Thieves break into Germany’s Green Vault treasure museum, rob priceless jewels

Thieves who broke into Germany’s historic Green Vault museum made off with three jewellery sets, according to the director general of the Dresden State Art Collections.

The value of the stolen goods is inestimable, Marion Ackermann told journalists during a joint press conference with police in the east German city.

She said the sets’ special significance lay in their integrity rather than their material value, adding that it would be impossible to sell the stolen goods on the open market.

Police said two suspects were caught on camera in the jewel chamber. They entered the building through a window after cutting through a grid and breaking the glass. They added that they could not exclude the possibility that other suspects were involved.

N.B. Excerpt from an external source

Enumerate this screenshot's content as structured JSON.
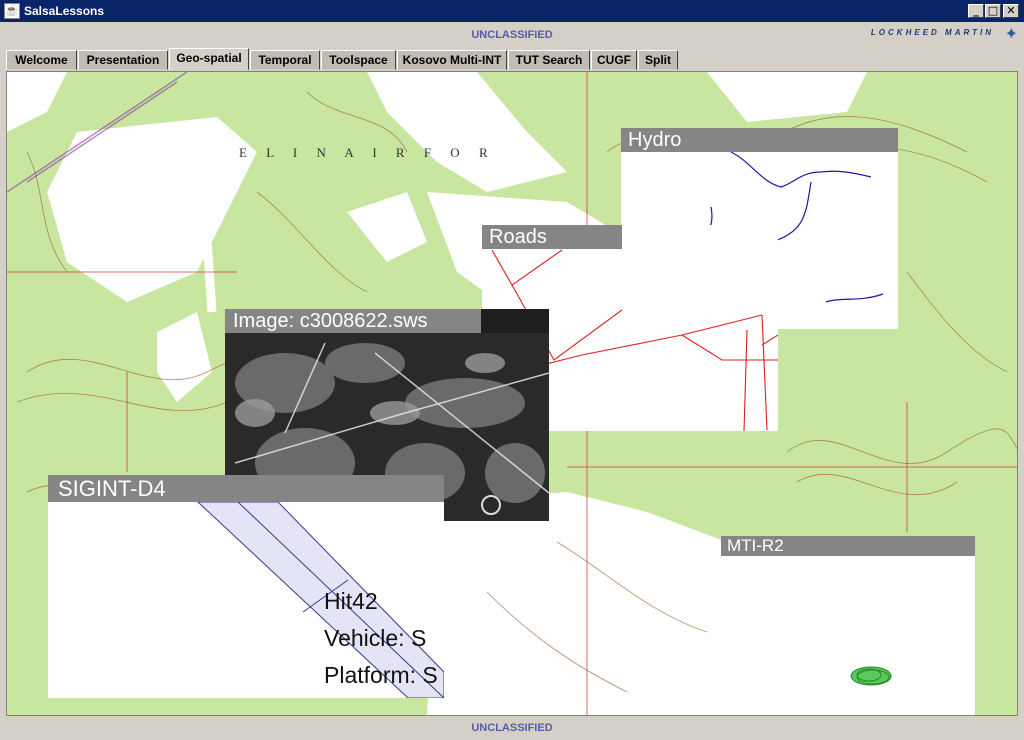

The Green Vault museum houses one of Europe’s oldest and best-preserved collection of treasures. The rooms of the museum normally feature strict security controls.

According to newspaper reports, the power supply to Dresden’s museum complex may have been interrupted because of a fire in an electrical box.

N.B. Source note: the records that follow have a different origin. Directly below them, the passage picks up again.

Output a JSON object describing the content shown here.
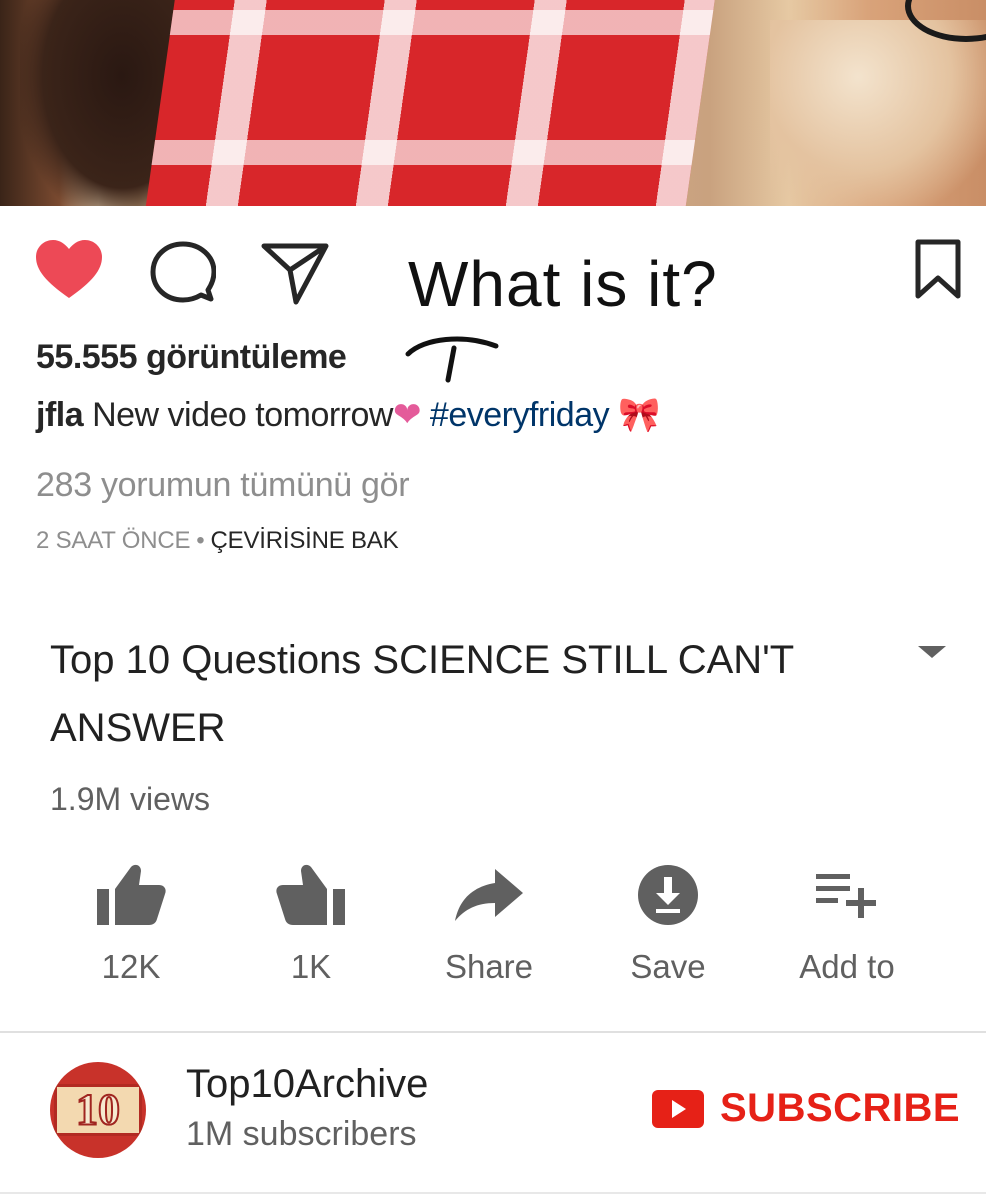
{
  "post": {
    "views_label": "55.555 görüntüleme",
    "caption_user": "jfla",
    "caption_text": " New video tomorrow",
    "caption_heart": "❤",
    "caption_hashtag": "#everyfriday",
    "caption_ribbon": "🎀",
    "comments_link": "283 yorumun tümünü gör",
    "time": "2 SAAT ÖNCE",
    "separator": "•",
    "translate_link": "ÇEVİRİSİNE BAK",
    "like_color": "#ed4956"
  },
  "annotation": {
    "text": "What is it?"
  },
  "video": {
    "title": "Top 10 Questions SCIENCE STILL CAN'T ANSWER",
    "views": "1.9M views",
    "actions": {
      "like": "12K",
      "dislike": "1K",
      "share": "Share",
      "save": "Save",
      "add_to": "Add to"
    }
  },
  "channel": {
    "logo_text": "10",
    "name": "Top10Archive",
    "subscribers": "1M subscribers",
    "subscribe_label": "SUBSCRIBE",
    "subscribe_color": "#e62117"
  }
}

A spokeswoman for the Drewag energy provider confirmed that the box had to be disabled. It was not immediately clear if there was a link to the break-in.

Forensics experts were at the scene, with parts of the museum cordoned off by police. The Dresden Royal Palace housing the Green Vault was closed to visitors.

From outside, the treasury appeared intact. Its windows are protected by historic iron grids.

The premier of the state of Saxony, Michael Kretschmer, said that it was Saxons as a whole that had been stolen from.

“The assets that can be found in the Green Vault and the Royal Palace have been hard-won by the people of the Free State of Saxony over many centuries,” Kretschmer said.

The treasury was created between 1723 and 1730 at the behest of Augustus the Strong, the elector of Saxony.

Nowadays, it is exhibited in two sections: the Historic Green Vault is located in authentically restored rooms on the ground floor of the Dresden Royal Palace, while special individual items are exhibited in the New Green Vault one floor above.

One of the Green Vault’s most valuable pieces, a 41-carat green diamond, is currently being exhibited in the Metropolitan Museum of Art in New York as part of its “Making Marvels: Science and Splendor at the Courts of Europe” show.

Other objects in the vault’s sumptuously decorated, ornately-gilded rooms are jewel-encrusted figurines, Martin Luther’s ring, rhinoceros-horn goblets and gold-mounted ostrich eggs.

The items stolen form part of Germany’s identity as a “cultural nation,” the government commissioner for culture said.

The theft “strikes at our heart,” Monika Gruetters said in Berlin.

She expressed hope that the police investigation will quickly have a successful outcome and said that the stronger protection of museums and cultural institutions is a priority.